Vuk Jeremic told state television late Tuesday that Serbia will sue Croatia over a 1995 offensive that sent tens of thousands of Serbs fleeing the country.
The Netherlands-based International Court of Justice (ICJ) on Tuesday granted Croatia the right to sue Serbia, deciding it has the authority to rule in the case.
Croatia argues that Serb attacks during the 1991-95 war of independence, which left thousands of people dead and displaced, were a form of genocide.
The dispute has brought relations between the two former Yugoslav republics to their lowest point since the wars of the 1990s. Serbia-Croatia ties are crucial for the stability of the Balkans, which is still healing from the bloodletting.

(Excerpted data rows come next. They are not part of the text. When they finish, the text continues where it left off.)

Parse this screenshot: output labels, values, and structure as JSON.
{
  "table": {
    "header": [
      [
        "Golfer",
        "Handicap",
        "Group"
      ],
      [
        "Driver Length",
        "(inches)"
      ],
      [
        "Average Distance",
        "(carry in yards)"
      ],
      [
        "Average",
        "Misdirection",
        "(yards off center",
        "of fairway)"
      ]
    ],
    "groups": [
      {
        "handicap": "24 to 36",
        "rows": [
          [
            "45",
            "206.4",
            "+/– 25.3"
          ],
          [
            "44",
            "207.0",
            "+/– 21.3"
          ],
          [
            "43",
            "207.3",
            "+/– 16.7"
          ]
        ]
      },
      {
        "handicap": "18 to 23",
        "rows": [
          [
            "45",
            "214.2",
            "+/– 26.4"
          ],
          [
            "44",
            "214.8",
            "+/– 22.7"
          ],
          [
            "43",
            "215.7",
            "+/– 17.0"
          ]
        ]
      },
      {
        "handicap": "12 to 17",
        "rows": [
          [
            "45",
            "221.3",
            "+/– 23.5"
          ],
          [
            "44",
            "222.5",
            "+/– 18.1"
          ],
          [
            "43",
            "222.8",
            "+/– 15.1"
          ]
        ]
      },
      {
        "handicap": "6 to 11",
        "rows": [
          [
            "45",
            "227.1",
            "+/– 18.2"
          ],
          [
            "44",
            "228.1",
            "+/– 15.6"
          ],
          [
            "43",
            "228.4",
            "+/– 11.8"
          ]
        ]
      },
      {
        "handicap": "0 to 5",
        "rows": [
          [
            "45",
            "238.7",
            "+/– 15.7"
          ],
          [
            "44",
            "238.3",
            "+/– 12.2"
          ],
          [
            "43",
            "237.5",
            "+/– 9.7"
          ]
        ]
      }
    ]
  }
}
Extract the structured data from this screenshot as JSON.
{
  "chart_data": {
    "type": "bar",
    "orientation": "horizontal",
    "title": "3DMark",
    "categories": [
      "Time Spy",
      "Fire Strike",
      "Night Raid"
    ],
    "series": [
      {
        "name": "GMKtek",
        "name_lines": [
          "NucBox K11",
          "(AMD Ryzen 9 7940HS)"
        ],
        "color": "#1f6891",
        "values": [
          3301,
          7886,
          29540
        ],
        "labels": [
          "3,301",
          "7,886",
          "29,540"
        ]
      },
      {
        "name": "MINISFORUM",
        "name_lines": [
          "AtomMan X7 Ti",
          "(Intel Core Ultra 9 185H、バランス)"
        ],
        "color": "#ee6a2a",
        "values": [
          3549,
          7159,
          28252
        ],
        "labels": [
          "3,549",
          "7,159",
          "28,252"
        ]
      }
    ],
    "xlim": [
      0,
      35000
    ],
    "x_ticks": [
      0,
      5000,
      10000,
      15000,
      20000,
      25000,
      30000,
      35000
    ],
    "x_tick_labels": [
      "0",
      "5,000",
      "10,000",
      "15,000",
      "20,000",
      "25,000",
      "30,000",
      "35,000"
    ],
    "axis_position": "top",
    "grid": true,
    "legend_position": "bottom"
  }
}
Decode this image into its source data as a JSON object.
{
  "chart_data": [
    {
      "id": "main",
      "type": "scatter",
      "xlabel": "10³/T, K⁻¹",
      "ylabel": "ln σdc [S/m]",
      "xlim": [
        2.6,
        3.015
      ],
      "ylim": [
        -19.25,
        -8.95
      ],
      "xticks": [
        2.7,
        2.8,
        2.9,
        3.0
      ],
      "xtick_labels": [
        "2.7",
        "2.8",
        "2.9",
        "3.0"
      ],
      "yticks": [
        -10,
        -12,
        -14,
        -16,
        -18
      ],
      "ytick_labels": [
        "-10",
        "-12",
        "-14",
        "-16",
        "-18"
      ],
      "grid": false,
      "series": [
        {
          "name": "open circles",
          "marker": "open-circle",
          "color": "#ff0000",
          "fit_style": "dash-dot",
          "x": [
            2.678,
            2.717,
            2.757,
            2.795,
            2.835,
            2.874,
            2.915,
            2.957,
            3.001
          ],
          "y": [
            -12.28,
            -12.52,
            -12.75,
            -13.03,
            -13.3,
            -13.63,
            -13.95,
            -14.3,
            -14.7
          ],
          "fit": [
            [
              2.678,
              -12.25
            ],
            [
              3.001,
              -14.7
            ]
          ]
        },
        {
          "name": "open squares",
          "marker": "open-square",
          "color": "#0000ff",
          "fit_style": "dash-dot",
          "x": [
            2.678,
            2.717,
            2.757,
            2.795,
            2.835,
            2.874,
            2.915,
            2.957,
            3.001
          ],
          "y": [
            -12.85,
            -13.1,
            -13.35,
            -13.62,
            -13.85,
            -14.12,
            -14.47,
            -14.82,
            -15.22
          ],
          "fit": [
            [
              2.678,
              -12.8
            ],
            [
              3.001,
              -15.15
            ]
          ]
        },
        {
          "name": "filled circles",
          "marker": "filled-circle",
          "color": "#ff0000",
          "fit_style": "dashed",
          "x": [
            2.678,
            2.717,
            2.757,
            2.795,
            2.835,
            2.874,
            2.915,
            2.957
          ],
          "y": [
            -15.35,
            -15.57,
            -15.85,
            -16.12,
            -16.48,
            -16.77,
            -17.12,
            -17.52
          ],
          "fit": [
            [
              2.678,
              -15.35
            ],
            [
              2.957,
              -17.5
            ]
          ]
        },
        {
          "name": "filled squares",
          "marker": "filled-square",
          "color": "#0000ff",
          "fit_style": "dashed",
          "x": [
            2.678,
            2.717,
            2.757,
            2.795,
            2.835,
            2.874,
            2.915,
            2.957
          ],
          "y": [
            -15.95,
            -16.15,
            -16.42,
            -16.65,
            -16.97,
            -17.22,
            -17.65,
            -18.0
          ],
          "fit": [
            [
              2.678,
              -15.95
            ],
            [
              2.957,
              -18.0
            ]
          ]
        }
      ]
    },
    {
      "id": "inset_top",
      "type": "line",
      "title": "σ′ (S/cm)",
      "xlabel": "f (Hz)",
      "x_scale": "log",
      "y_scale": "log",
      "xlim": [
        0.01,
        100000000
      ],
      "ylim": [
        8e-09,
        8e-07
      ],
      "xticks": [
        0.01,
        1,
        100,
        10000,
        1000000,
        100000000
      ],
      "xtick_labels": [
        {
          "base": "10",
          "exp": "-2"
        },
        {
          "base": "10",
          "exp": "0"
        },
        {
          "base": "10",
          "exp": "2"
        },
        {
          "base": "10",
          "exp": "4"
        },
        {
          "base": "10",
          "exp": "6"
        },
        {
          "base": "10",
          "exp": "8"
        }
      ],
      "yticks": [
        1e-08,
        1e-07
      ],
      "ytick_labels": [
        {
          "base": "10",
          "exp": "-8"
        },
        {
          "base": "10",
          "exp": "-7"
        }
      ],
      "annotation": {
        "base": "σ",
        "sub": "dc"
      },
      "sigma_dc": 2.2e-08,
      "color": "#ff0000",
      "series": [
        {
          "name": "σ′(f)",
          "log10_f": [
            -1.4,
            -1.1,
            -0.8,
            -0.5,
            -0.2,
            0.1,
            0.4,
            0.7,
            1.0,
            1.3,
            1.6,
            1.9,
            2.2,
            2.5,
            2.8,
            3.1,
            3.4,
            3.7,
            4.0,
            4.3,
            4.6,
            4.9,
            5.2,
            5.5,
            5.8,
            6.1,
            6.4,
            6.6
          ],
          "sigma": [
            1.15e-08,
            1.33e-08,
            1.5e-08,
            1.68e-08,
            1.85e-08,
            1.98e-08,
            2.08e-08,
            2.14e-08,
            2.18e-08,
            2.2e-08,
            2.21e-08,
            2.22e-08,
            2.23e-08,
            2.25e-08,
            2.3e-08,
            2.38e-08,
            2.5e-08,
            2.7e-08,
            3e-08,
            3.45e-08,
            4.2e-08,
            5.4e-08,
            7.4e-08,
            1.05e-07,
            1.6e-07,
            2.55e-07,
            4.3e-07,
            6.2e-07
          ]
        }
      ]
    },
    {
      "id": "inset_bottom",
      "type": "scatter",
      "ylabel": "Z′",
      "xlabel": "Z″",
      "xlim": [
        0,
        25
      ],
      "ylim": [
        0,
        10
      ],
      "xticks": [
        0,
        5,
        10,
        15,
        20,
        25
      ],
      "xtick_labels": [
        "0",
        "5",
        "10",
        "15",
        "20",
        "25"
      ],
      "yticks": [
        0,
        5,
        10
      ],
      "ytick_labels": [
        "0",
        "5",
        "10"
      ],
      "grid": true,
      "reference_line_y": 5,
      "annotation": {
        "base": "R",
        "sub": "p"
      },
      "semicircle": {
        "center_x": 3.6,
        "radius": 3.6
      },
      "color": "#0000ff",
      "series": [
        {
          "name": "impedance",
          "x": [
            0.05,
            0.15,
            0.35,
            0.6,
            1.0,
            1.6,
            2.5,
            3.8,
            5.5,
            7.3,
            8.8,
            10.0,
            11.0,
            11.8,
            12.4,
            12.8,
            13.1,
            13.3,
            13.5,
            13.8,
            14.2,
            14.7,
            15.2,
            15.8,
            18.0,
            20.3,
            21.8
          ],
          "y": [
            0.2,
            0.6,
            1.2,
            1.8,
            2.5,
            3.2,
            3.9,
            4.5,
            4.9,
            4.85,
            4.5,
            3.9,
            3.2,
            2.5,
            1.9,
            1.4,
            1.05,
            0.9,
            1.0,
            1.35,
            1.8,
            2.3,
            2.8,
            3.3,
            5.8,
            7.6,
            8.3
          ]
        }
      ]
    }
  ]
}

The conflict erupted when Croatia declared independence from the former Yugoslavia triggering a rebellion by minority Serbs who — backed by Serbia — formed their own mini-state.
About 10,000 people are believed to have been killed in the Croatian war. The conflict ended after Zagreb retook the Serb-held territories in 1995.
Zagreb wants the ICJ to order Belgrade to pay compensation for the war. Croatia also asked the court to order Serbia to help trace people missing from the war and return cultural items plundered during the fighting.
Serbia will seek to prove that Croatia committed war crimes when it expelled its Serb population. The Serbian suit also will touch on the atrocities by Croatia’s Nazi puppet state against Serbs during World War II, Jeremic said.
“Croatia has rejected our offer of reconciliation and efforts to leave the past behind,” he said. “We will now turn to history to determine the truth so we can have a joint future in the European Union.”
This is the second time that Serbia will face allegations of genocide before the ICJ. In February 2007, the U.N. judges exonerated Serbia of direct responsibility for genocide in Bosnia in the early 1990s, but ruled that it failed to prevent the 1995 slaughter of 8,000 Bosnian Muslims at Srebrenica.